Project title: Efficient and Robust Hybrid Electric Vertical Take-off and Landing (eVTOL) Transition Phase for Different Power Lift Aircrafts
Eligibility: Indonesian nationals
Duration: Full-Time – between three and four years fixed term
Application deadline:
Interview date: Will be confirmed to shortlisted candidates
Start date: September 2026
For further details contact: Dr. Rianto Adhy Sasongko, S.T., M.Sc., Ph.D. (ITB, radhys@itb.ac.id), Dr. Thomas Statheros (CU, thomas.statheros@coventry.ac.uk)

Introduction

Efficient and robust transition performance is a critical challenge in electric Vertical Take-off and Landing (eVTOL) aircraft design, particularly for power-lift configurations that rely on distributed propulsion systems. This project focuses on analysing the transition phase between hover and forward flight, widely recognised as the most complex and safety-critical segment of operation. It will investigate transition profiles for both hover-to-cruise and cruise-to-hover conditions, considering the unique aerodynamic and propulsion characteristics of different aircraft types (e.g. tilt rotor and independent thrust). The study also aims to identify suitable control strategies to enhance stability, efficiency, and overall robustness during these critical phases of flight.

Project details

The student will work on the vehicle dynamics of at least two different eVTOL configurations, with one of them to be a tilt-rotor configuration. Different trajectory profiles of the transition phase will be investigated to support appropriate real-time control methodologies. The main project investigation is to identify the best trajectory profile reference and control methodology to support the safe and robust transition phase of two types of eVTOL.

In the first phase of the project, a literature review, will take place related to research gap analysis on the eVTOL real-time transition phase for at least two different eVTOL configurations, as well as the related control methodologies. The second phase of the project will investigate the static and dynamic analysis of the transition phases. Based on this, appropriate aircraft profiles will be determined for the transition phases. Finally, different real-time control methodologies will be explored and coupled with the transition profiles for both hover-to-cruise and cruise-to-hover aircraft conditions.

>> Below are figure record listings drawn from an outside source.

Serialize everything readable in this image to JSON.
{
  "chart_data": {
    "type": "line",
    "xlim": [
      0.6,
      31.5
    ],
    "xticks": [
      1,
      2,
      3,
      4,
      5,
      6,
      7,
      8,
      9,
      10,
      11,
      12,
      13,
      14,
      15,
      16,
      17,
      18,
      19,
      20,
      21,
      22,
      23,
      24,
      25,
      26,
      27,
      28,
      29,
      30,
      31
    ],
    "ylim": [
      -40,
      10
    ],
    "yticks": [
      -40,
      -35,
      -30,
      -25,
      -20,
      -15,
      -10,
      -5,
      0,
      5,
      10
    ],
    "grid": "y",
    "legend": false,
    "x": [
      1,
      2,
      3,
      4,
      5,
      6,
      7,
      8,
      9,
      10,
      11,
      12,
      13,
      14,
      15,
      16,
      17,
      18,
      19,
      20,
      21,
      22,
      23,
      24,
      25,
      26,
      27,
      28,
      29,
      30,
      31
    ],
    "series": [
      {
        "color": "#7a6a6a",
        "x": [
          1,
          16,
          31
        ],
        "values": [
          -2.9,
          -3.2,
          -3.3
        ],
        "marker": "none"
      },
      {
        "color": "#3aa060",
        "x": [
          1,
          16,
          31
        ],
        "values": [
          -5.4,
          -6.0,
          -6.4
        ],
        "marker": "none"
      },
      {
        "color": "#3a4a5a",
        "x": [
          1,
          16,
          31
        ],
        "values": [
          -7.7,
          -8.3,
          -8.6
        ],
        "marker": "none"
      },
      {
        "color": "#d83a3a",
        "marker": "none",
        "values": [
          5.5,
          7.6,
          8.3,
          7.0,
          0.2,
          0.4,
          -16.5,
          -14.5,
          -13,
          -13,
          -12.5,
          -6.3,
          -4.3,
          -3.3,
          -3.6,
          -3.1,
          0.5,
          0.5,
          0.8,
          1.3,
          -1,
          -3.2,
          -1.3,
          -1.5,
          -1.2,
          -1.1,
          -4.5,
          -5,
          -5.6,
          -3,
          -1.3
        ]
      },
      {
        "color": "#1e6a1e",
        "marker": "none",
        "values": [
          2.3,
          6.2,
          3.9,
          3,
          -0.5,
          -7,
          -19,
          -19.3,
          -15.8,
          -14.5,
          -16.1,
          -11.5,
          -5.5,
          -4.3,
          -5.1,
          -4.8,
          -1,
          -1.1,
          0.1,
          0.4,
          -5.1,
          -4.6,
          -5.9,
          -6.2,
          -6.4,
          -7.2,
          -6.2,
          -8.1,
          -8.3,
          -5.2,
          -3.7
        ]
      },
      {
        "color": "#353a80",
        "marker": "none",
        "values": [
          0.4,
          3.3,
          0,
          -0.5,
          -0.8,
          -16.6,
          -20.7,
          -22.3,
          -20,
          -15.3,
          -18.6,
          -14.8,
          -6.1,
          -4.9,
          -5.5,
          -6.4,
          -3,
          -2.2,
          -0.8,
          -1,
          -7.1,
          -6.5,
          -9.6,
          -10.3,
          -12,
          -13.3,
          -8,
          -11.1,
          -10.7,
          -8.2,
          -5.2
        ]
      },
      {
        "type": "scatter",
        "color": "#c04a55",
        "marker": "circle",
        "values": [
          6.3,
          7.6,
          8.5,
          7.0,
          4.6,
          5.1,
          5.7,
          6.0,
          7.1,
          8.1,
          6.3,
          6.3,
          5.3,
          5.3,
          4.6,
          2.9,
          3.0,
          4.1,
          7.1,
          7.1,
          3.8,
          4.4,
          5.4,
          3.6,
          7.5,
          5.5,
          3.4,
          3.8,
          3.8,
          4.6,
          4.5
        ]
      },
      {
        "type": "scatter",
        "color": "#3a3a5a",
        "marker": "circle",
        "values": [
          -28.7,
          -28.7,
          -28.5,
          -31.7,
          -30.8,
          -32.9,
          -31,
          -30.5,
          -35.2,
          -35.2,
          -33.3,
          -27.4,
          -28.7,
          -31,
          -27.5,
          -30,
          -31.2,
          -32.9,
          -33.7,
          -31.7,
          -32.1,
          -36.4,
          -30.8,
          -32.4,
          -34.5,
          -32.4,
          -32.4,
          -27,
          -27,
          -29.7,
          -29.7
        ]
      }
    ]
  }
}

The system real-time validation will take place based on simulation and hardware in the loop, utilising NVIDIA Orin AGX technology. The eVTOL dynamic model will be implemented in Matlab, Gazebo or X-Plane, the student will have access to an high-end computer with NVIDIA RTX 6000 Ada for simulation.

Objectives:

• To model and analyze the dynamics characteristics of hybrid eVTOL
• Investigate efficient and safe profiles related to the aircraft flight envelope during the transition phase of the eVTOL.
• To elaborate and evaluate the control algorithm that can anticipate the dynamics of the hybrid eVTOL and provide precise maneuver control, especially in transition phases.
• Design and configure the eVTOL digital twins model and the hardware-in-the-the-loop simulation platform
• Implement and compare the performance of different real-time control algorithms for at least two eVTOL configurations, e.g. including tilt rotor and independent thrust.
• Investigate the advantages and disadvantages of each configuration related to real-time requirements, safety, energy efficiency, and minimum transition phase velocity and distance.

Funding

Tuition fees and bursary from LPDP or PDDI

Benefits

The successful candidate will receive comprehensive research training including technical, personal, and professional skills. All researchers at Coventry University (from PhD to Professor) are part of the Doctoral and Researcher College, which provides support with high-quality training and career development activities.

Entry requirements

• A minimum of a 2:1 first degree in a relevant discipline/subject area with a minimum 60% mark in the project element or equivalent with a minimum 60% overall module average.

PLUS

• The potential to engage in innovative research and to complete the PhD within 3.5 years.
• A minimum of English language proficiency (IELTS academic overall minimum score of 6.5 with a minimum of 6.0 in each component).

Additional Requirements

• Applicants should have a Master’s degree in a relevant field is desirable, including but not limited to:
  1. Aerospace Engineering (vehicle dynamics)
  2. Control Engineering
  3. Electrical Engineering
  4. Mechanical Engineering
  5. Computer Science
• Applicants should have good knowledge and skill in :
  1. Mathematics/Quantitative analysis (e.g., dynamic modelling, control theory, flight dynamics, numerical simulation)
  2. Programming skill (C++, Matlab, Phyton, etc)
  3. Hardware-in-the-loop NVIDIA Processors (e.g., NVIDIA Orin, Pixhawk)
  4. Academic/technical writing skills
• The ideal candidate will be motivated, aerospace engineering inclined, interested in eVTOL aircraft technology, control, programming, and vehicle dynamics.